Wann das der Fall sein soll? Diese Frage hat die SPD in ihrem Parteitagsbeschluss bewusst ausgeklammert – und auch im Gesetzentwurf bleibt es schwammig. Unter anderem aus diesem Grund sorgte der Entwurf unlängst für verfassungsrechtliche Bedenken.
Linke kritisiert das Vorhaben grundsätzlich
Für die Union geht der Entwurf dagegen längst nicht weit genug. Vergangene Woche meldeten sich gleich mehrere Politiker zu Wort, darunter selbst Bundeskanzler Friedrich Merz, die den eigenen Gesetzentwurf öffentlich hinterfragten und für die schnellstmögliche Einführung eines Pflichtmodells warben.
Jetzt deutet sich zumindest ein kleiner Kompromiss an. Es sei aus seiner Sicht richtig, dass „Zieldaten“ bei der Zahl der nötigen Freiwilligen genannt würden, sagte SPD-Fraktionschef Matthias Miersch am Montag den Sendern RTL und ntv. „Aber es gibt nicht den Tag XY, wo man dann den Hebel umschaltet und einen Automatismus einsetzt.“
Auf der anderen Seite scheint die Union ihre Forderungen zu einer automatischen Wiedereinführung der Wehrpflicht für junge Männer heruntergedimmt zu haben. „Wir wollen eine Messbarkeit im Gesetz haben und wir wollen Instrumente haben, wenn die Anzahl der Freiwilligen nicht erreicht wird“, sagte CSU-Unterhändler Thomas Erndl dem Portal Table Briefings.
Ein Bericht des Redaktionsnetzwerks Deutschland, wonach sich Union und SPD auf ein Losverfahren zur Musterung inklusive einer darauf aufbauenden Pflicht geeinigt hätten, wurde am Montag zunächst nicht bestätigt. Ein solches Vorgehen wäre auch nicht im Sinne der von der Koalition angestrebten breiteren Wehrerfassung.
Die Linke übt grundsätzliche Kritik an den Plänen. „Ich bin völlig gegen jede Art von Wehrpflicht, egal ob gelost oder nicht gelost“, sagte der Parteivorsitzende Jan van Aken am Montag. „Das darf nicht kommen.“ Zudem habe ihm noch niemand in der Bundesregierung sagen können, warum überhaupt künftig 260.000 Menschen in Deutschland Dienst an der Waffe machen sollen.

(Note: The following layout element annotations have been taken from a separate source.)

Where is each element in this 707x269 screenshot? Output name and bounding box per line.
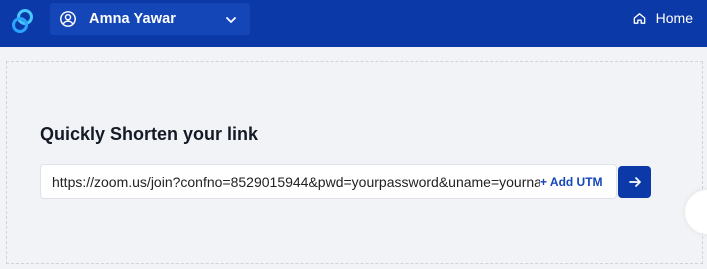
shorten-submit-button[interactable] [618,166,651,198]
add-utm-button[interactable]: + Add UTM [540,175,603,189]
user-circle-icon [60,11,76,27]
chevron-down-icon [226,17,236,23]
shortener-panel [6,61,703,264]
app-logo-icon[interactable] [8,6,38,36]
home-link[interactable]: Home [632,10,693,26]
url-input[interactable] [52,165,540,198]
page-title: Quickly Shorten your link [40,124,259,144]
home-label: Home [655,10,693,26]
top-navbar: Amna Yawar Home [0,0,707,47]
url-input-box[interactable] [40,164,617,199]
home-icon [633,12,645,24]
arrow-right-icon [628,177,641,187]
user-name: Amna Yawar [89,11,176,27]
user-menu-button[interactable]: Amna Yawar [50,3,250,35]
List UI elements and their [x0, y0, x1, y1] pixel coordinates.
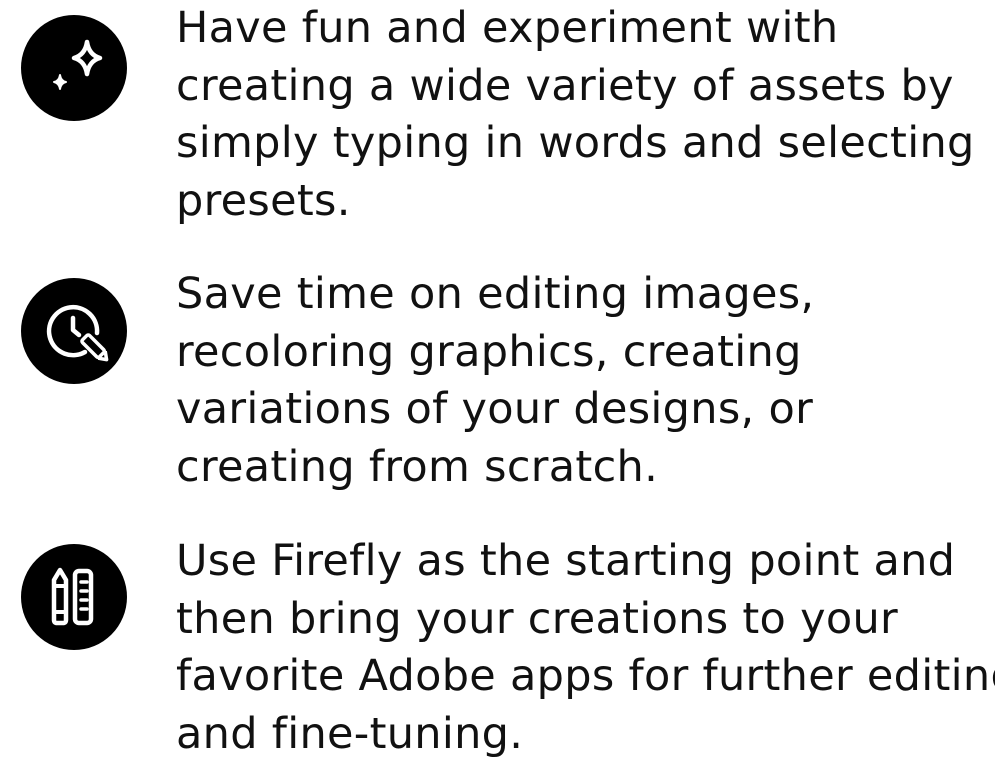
- feature-text-line: variations of your designs, or: [176, 381, 986, 439]
- feature-text-line: creating a wide variety of assets by: [176, 58, 986, 116]
- feature-text-line: Save time on editing images,: [176, 266, 986, 324]
- feature-text-line: favorite Adobe apps for further editing: [176, 648, 986, 706]
- pencil-ruler-icon: [21, 544, 127, 650]
- feature-text-line: Have fun and experiment with: [176, 0, 986, 58]
- sparkle-icon: [21, 15, 127, 121]
- feature-text-line: Use Firefly as the starting point and: [176, 533, 986, 591]
- feature-text-line: creating from scratch.: [176, 439, 986, 497]
- feature-text-line: then bring your creations to your: [176, 591, 986, 649]
- feature-text-line: simply typing in words and selecting: [176, 115, 986, 173]
- feature-text-line: recoloring graphics, creating: [176, 324, 986, 382]
- feature-text-line: presets.: [176, 173, 986, 231]
- clock-pencil-icon: [21, 278, 127, 384]
- feature-text-line: and fine-tuning.: [176, 706, 986, 763]
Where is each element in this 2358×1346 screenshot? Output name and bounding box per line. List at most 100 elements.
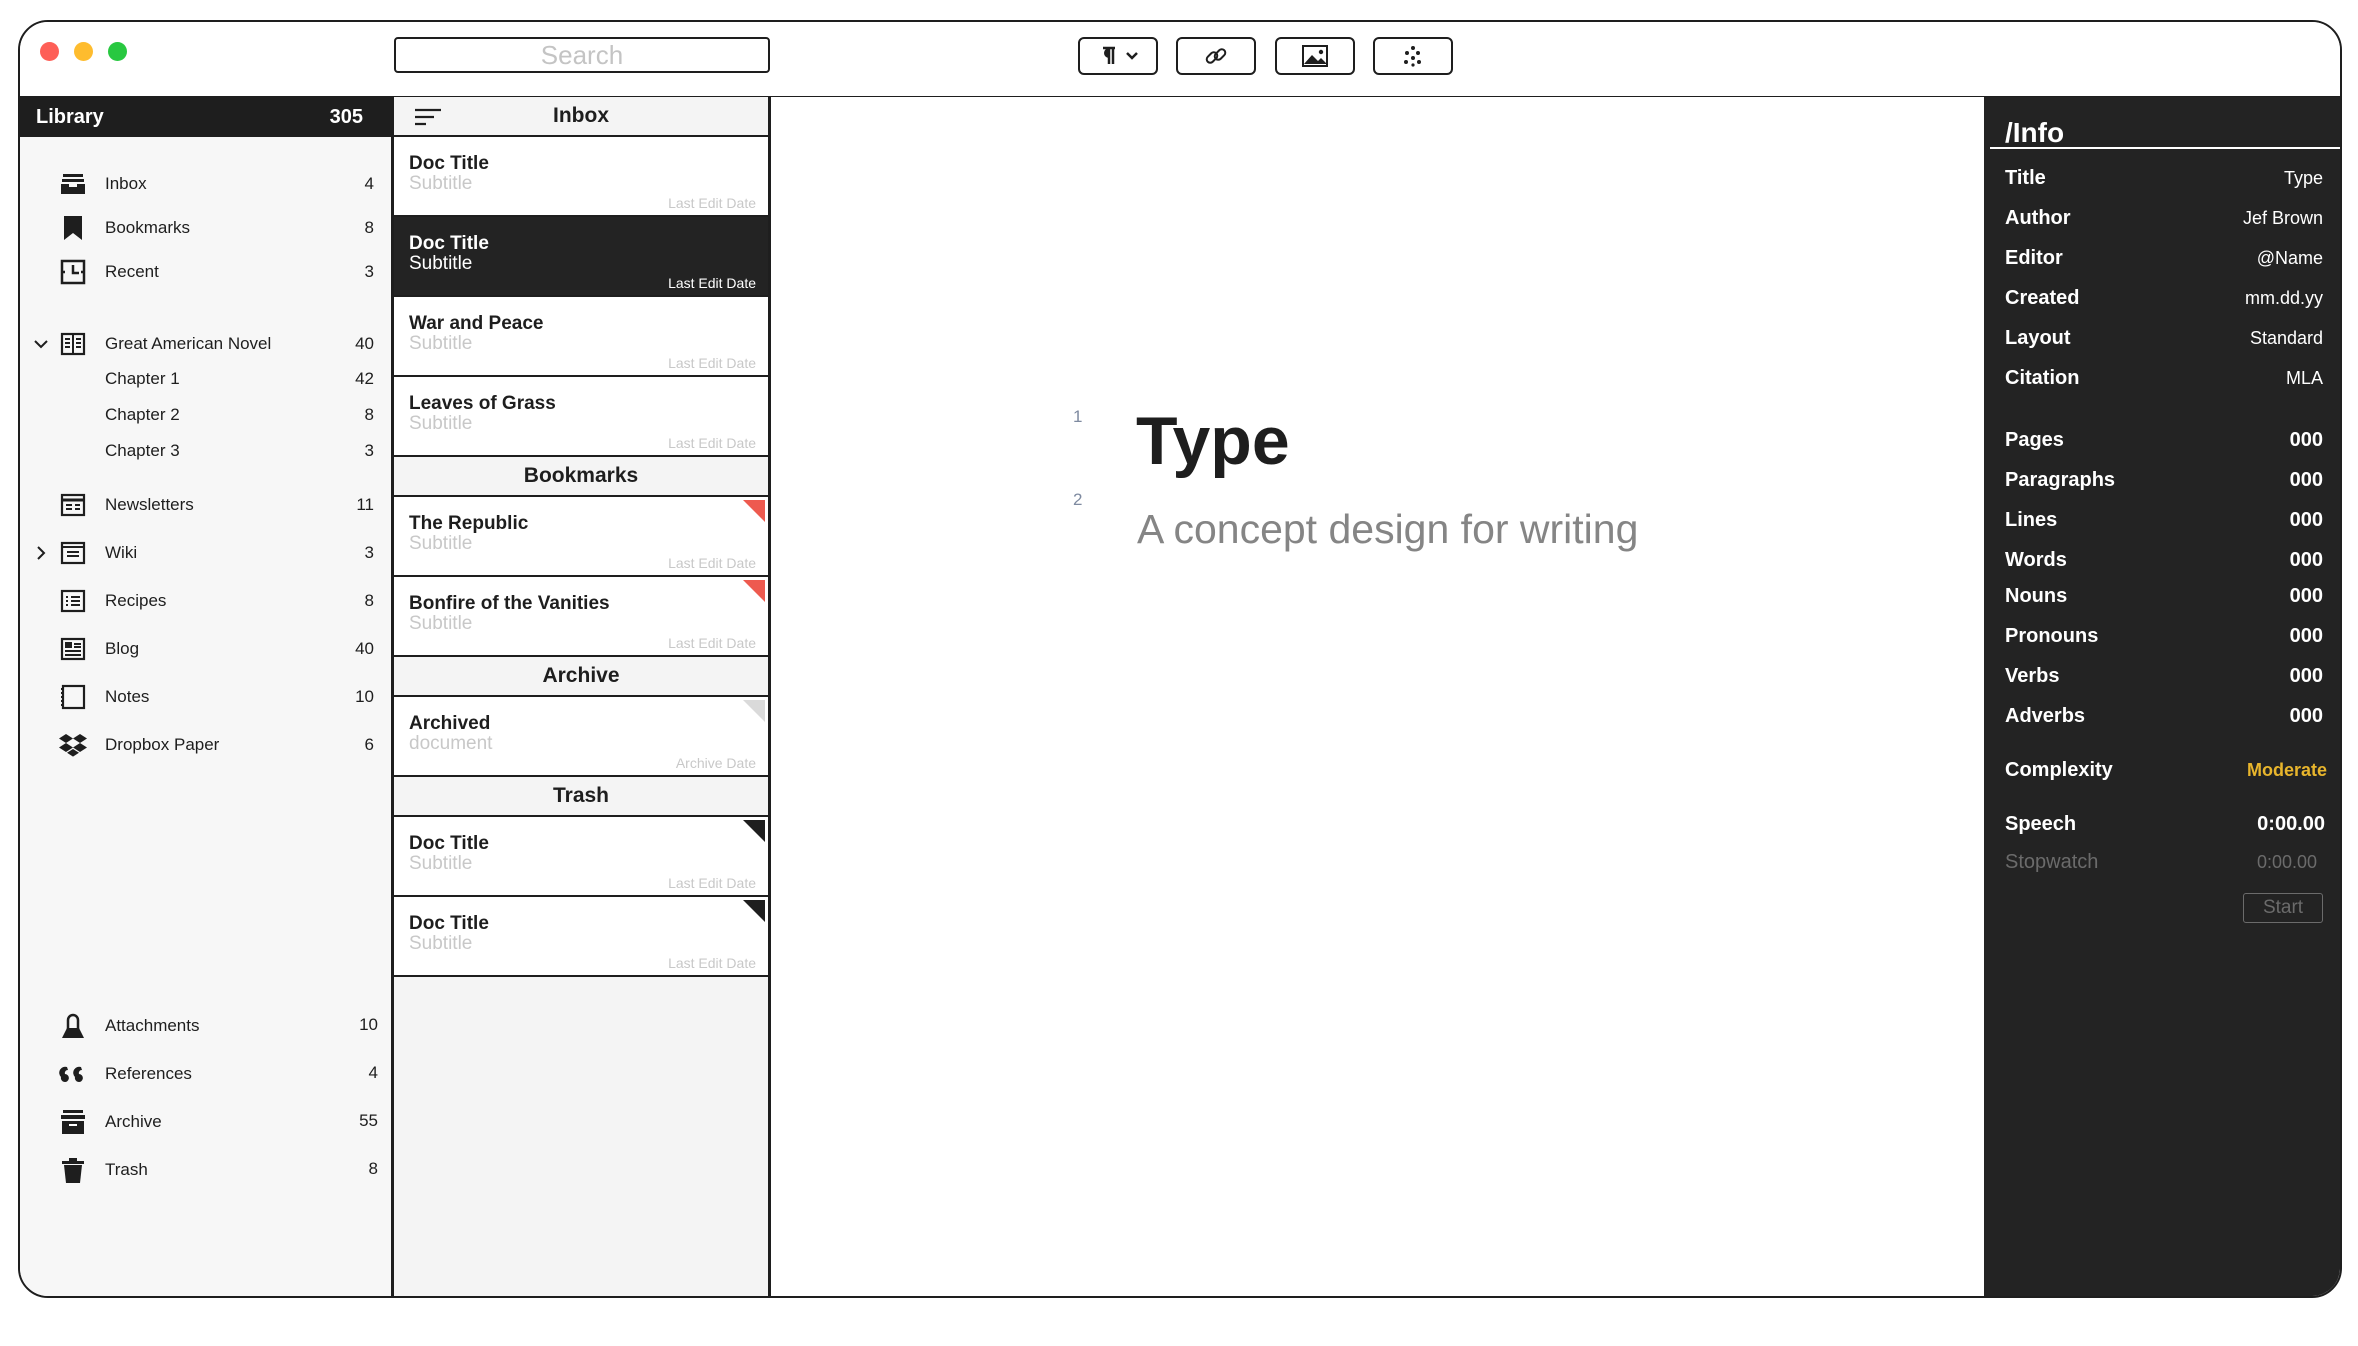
sidebar-item-chapter-3[interactable]: Chapter 3 3 [20,434,380,468]
sidebar-item-count: 8 [368,1159,378,1178]
titlebar [20,22,2340,99]
sidebar-item-dropbox-paper[interactable]: Dropbox Paper 6 [20,728,380,762]
stat-row-adverbs: Adverbs 000 [2005,701,2323,731]
doc-item[interactable]: Archived document Archive Date [394,697,768,777]
stat-value: 000 [2289,584,2323,607]
sidebar-item-label: Chapter 2 [105,405,180,424]
document-title[interactable]: Type [1136,407,1290,475]
insert-image-button[interactable] [1275,37,1355,75]
doc-date: Last Edit Date [668,875,756,891]
sidebar-item-count: 8 [364,591,374,610]
sidebar-item-wiki[interactable]: Wiki 3 [20,536,380,570]
sidebar-item-label: Trash [105,1160,148,1179]
speech-row: Speech 0:00.00 [2005,809,2325,839]
sidebar-item-recent[interactable]: Recent 3 [20,255,380,289]
info-key: Editor [2005,246,2063,269]
search-input[interactable] [396,39,768,71]
sidebar-item-inbox[interactable]: Inbox 4 [20,167,380,201]
sidebar-item-great-american-novel[interactable]: Great American Novel 40 [20,327,380,361]
doc-item-selected[interactable]: Doc Title Subtitle Last Edit Date [394,217,768,297]
stat-row-lines: Lines 000 [2005,505,2323,535]
chevron-down-icon[interactable] [34,337,48,351]
doc-item[interactable]: Bonfire of the Vanities Subtitle Last Ed… [394,577,768,657]
sidebar-item-bookmarks[interactable]: Bookmarks 8 [20,211,380,245]
sidebar-item-label: Chapter 3 [105,441,180,460]
doc-title: Doc Title [409,913,489,934]
sidebar-item-label: Great American Novel [105,334,272,353]
dropbox-icon [58,730,88,760]
link-button[interactable] [1176,37,1256,75]
sidebar-item-label: Recipes [105,591,167,610]
sidebar-item-count: 3 [364,441,374,460]
bookmarks-section-header: Bookmarks [394,457,768,497]
complexity-value: Moderate [2246,759,2327,780]
doc-title: Bonfire of the Vanities [409,593,610,614]
doc-item[interactable]: War and Peace Subtitle Last Edit Date [394,297,768,377]
stat-value: 000 [2289,468,2323,491]
sidebar-item-chapter-1[interactable]: Chapter 1 42 [20,362,380,396]
doc-subtitle: Subtitle [409,533,473,554]
sidebar-item-count: 4 [364,174,374,193]
paragraph-style-button[interactable] [1078,37,1158,75]
editor-canvas[interactable]: 1 2 Type A concept design for writing [771,97,1984,1296]
document-list: Inbox Doc Title Subtitle Last Edit Date … [394,97,771,1296]
sidebar-item-label: Newsletters [105,495,194,514]
info-value: Jef Brown [2242,207,2323,228]
sidebar-item-label: Recent [105,262,159,281]
sidebar-item-count: 3 [364,543,374,562]
info-key: Author [2005,206,2071,229]
doc-date: Last Edit Date [668,955,756,971]
document-subtitle[interactable]: A concept design for writing [1137,509,1638,550]
section-title: Trash [552,784,610,807]
sidebar-item-references[interactable]: References 4 [20,1057,380,1091]
doc-subtitle: document [409,733,493,754]
ai-assist-button[interactable] [1373,37,1453,75]
sidebar-item-attachments[interactable]: Attachments 10 [20,1009,380,1043]
section-title: Archive [542,664,620,687]
sidebar-item-count: 42 [355,369,374,388]
doc-item[interactable]: Doc Title Subtitle Last Edit Date [394,817,768,897]
zoom-window-button[interactable] [108,42,127,61]
sidebar-item-blog[interactable]: Blog 40 [20,632,380,666]
sidebar-item-count: 8 [364,218,374,237]
sidebar-item-archive[interactable]: Archive 55 [20,1105,380,1139]
stat-row-pages: Pages 000 [2005,425,2323,455]
sidebar-item-newsletters[interactable]: Newsletters 11 [20,488,380,522]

Der Gesetzentwurf der Regierung sieht bislang vor, dass die Bundeswehr auf 260.000 aktive Soldat:innen anwachsen soll. Dafür sollen ab dem 1. Januar alle Frauen und Männer ab dem Jahrgang 2008 mit Erreichen der Volljährigkeit einen digitalen Fragebogen erhalten, mit dem ihr Interesse an einem Dienst abgefragt wird. Frauen können, Männer müssen antworten. Geeignete Kandidat:innen sollen dann zur Musterung geladen werden. Hinzu kommt: Laut den Plänen soll ab Juli 2027 für alle 18-jährigen Männer die Musterung verpflichtend werden – auch wenn sie kein Interesse an der Bundeswehr bekundet haben.
Dass die Pflicht aktuell jeweils nur für Männer gelten soll, hat damit zu tun, dass für eine Ausweitung auf andere Geschlechter das Grundgesetz geändert werden müsste und die dafür notwendige Zweidrittelmehrheit im Bundestag derzeit als nicht erreichbar gilt.